Norman Abrams

2006-2007

Norman Abrams became acting chancellor of UCLA on July 1, 2006. A professor in the UCLA School of Law, Abrams has been a member of the UCLA family since 1959. He teaches and writes in the areas of federal criminal law, anti-terrorism law and evidence.

From 1991 to 2001, Abrams served as UCLA’s vice chancellor of academic personnel, overseeing faculty appointments and promotions on the campus. He served as interim dean of the law school from 2003 to 2004, and earlier had served as associate dean, from 1989 to 1991.

The fourth edition of Abrams’ groundbreaking casebook on federal criminal law, Federal Criminal Law and Its Enforcement (with Beale), was published in 2006. Another of his books, Anti-Terrorism and Criminal Enforcement, (2nd ed., 2005), is the first casebook to deal comprehensively with the rapidly evolving field of anti-terrorism law and the criminal enforcement process. He is also a co-author of Evidence — Cases and Materials, 9th ed. (with Berger, Mansfield, and Weinstein).

A native of Chicago, Abrams holds A.B. and J.D. degrees from the University of Chicago. While a student, he was editor-in-chief of the University of Chicago Law Review.

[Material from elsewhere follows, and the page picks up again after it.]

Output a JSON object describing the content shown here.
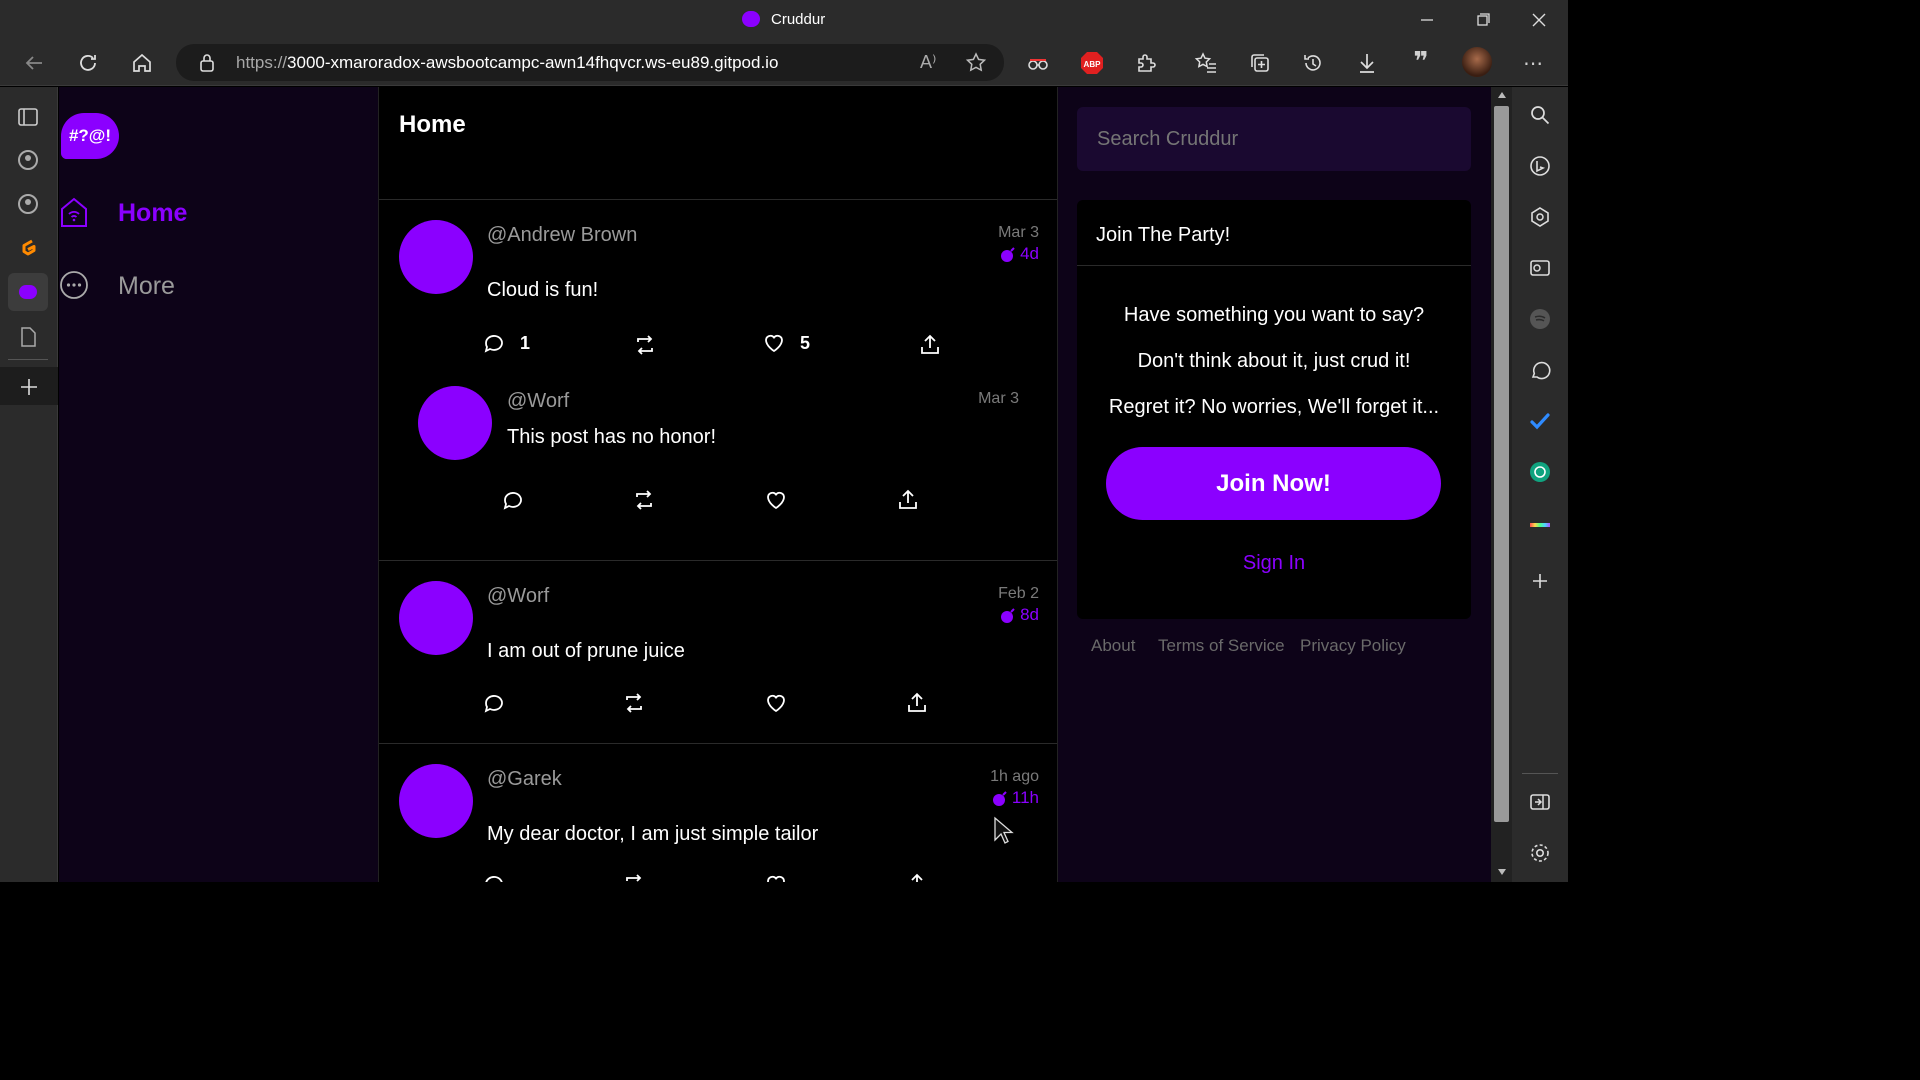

Before joining UCLA, he served as an associate in law at Columbia University Law School and as a research associate and director of the Harvard-Brandeis Cooperative Research for Israel’s Legal Development at the Harvard Law School. While on leave from UCLA in 1966-67, he served as a special assistant to the Attorney General of the United States in the Criminal Division of the U.S. Department of Justice.